After almost four months, the government has finally zeroed in on a shape and structure for the new body which will replace the five-decade old Planning Commission.
According to a senior official, the new body will be called Neeti Aayog (Policy Commission). It will be headed by a vice-chairman, not deputy chairman as was the case in the Commission. The name of first vice-chairman is expected to be announced soon.
Officials said the new body will comprise the office of Direct Benefit Transfer (DBT), Unique Identification Authority of India (UIDAI), the inter-state councils and Programme Evaluation. Each of the four departments will be headed by a secretary-level officer.
A few of these departments are currently under the Planning Commission, while some function with the ministries.
For example, for DBT, the nodal body is the Planning Commission, while its function like DBT for LPG cylinders is managed by the ministry of oil and natural gas. In the case of inter-state councils some of them are handled by the ministry of home affairs
Officials said Prime Minister Narendra Modi has called for a presentation on the various options and suggestions given by experts, intellectuals and people from different walks of life on the shape of the new commission, officials said. The presentation is expected to be made on Monday.
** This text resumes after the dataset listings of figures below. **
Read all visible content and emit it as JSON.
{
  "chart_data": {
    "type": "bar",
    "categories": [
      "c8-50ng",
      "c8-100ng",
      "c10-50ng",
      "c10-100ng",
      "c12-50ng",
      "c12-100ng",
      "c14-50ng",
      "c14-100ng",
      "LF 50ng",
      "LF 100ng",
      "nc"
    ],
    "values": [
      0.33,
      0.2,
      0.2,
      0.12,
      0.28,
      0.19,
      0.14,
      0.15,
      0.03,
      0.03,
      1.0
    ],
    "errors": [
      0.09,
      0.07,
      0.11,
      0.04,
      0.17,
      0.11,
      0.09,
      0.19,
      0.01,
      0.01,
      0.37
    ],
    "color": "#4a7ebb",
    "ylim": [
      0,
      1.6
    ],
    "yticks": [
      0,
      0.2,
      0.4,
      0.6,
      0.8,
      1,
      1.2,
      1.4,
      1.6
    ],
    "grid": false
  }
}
Another meeting of state chief ministers and secretaries is expected to be held on 7 December on the finer details of the new body.
"The shape of the new body is almost complete and the Prime Minister's Office has been apprised of the same," the official said. He said an announcement regarding the new body is expected to made either during the ongoing Winter session of Parliament or immediately after that.
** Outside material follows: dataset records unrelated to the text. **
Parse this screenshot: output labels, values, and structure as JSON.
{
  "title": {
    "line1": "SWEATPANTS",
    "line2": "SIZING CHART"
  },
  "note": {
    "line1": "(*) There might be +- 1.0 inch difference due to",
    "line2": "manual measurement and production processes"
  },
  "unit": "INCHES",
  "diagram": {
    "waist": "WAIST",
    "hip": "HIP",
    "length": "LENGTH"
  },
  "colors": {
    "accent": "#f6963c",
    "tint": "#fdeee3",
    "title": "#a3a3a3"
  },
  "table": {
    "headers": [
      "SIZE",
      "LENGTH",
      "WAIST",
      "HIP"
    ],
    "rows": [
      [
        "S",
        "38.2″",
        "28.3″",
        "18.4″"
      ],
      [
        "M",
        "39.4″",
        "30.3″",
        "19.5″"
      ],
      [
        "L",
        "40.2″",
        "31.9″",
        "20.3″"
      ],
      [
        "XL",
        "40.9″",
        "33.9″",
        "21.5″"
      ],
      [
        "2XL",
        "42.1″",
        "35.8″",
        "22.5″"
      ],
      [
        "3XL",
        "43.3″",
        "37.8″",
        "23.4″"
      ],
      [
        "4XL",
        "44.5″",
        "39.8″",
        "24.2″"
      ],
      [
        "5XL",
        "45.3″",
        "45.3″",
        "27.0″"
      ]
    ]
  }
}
"As the formation of new body to replace the Planning Commission requires change in transactions rules, it might take some time," the official added.
Prime Minister Narendra Modi, in his maiden Independence Day speech, had announced the winding up of the Planning Commission and replacing it with a new body. The government held a series of meetings with experts and analysts on the shape of the new body.
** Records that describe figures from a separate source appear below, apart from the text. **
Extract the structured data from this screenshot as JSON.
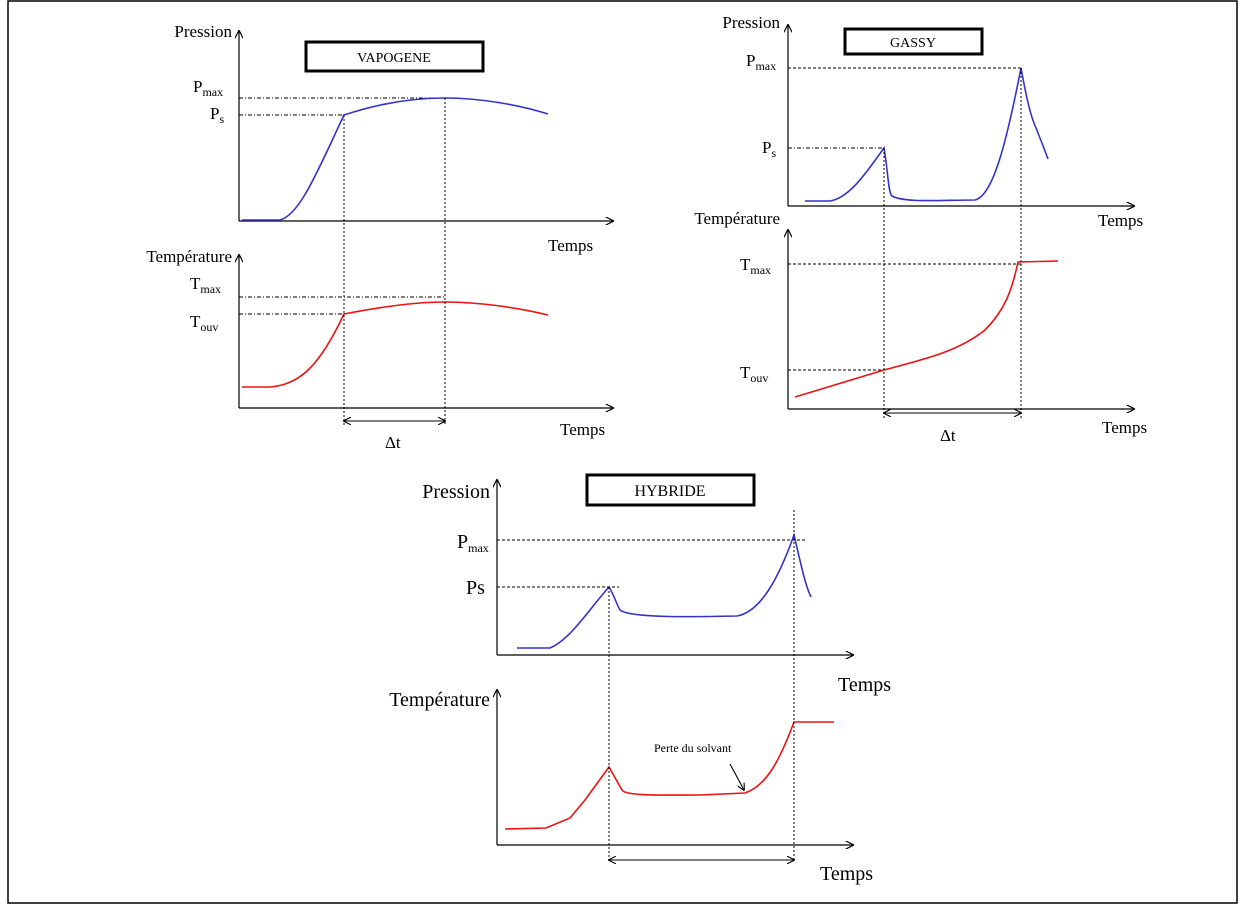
{
  "vapogene": {
    "title": "VAPOGENE",
    "pressure_axis": "Pression",
    "temperature_axis": "Température",
    "time_axis_top": "Temps",
    "time_axis_bottom": "Temps",
    "pmax_base": "P",
    "pmax_sub": "max",
    "ps_base": "P",
    "ps_sub": "s",
    "tmax_base": "T",
    "tmax_sub": "max",
    "touv_base": "T",
    "touv_sub": "ouv",
    "delta": "Δt"
  },
  "gassy": {
    "title": "GASSY",
    "pressure_axis": "Pression",
    "temperature_axis": "Température",
    "time_axis_top": "Temps",
    "time_axis_bottom": "Temps",
    "pmax_base": "P",
    "pmax_sub": "max",
    "ps_base": "P",
    "ps_sub": "s",
    "tmax_base": "T",
    "tmax_sub": "max",
    "touv_base": "T",
    "touv_sub": "ouv",
    "delta": "Δt"
  },
  "hybride": {
    "title": "HYBRIDE",
    "pressure_axis": "Pression",
    "temperature_axis": "Température",
    "time_axis_top": "Temps",
    "time_axis_bottom": "Temps",
    "pmax_base": "P",
    "pmax_sub": "max",
    "ps_label": "Ps",
    "annotation": "Perte du solvant"
  },
  "colors": {
    "pressure": "#3333cc",
    "temperature": "#ee1111",
    "axis": "#000000"
  }
}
In between, the role and functions of the erstwhile Commission was gradually reduced. Its financial might was clipped through a recent circular which directed all major ministries and departments to furnish their Plan Budget estimates for 2015-16 directly to it.
This also marked a formal shift of responsibility of determining the annual plan expenditure from the Planning Commission to the finance ministry and means that the new body will not have the power, clout or financial muscle of the old Planning Commission.
Ministries and departments, too, are no longer waiting for a formal nod from the commission before sending their programmes and schemes for cabinet approval.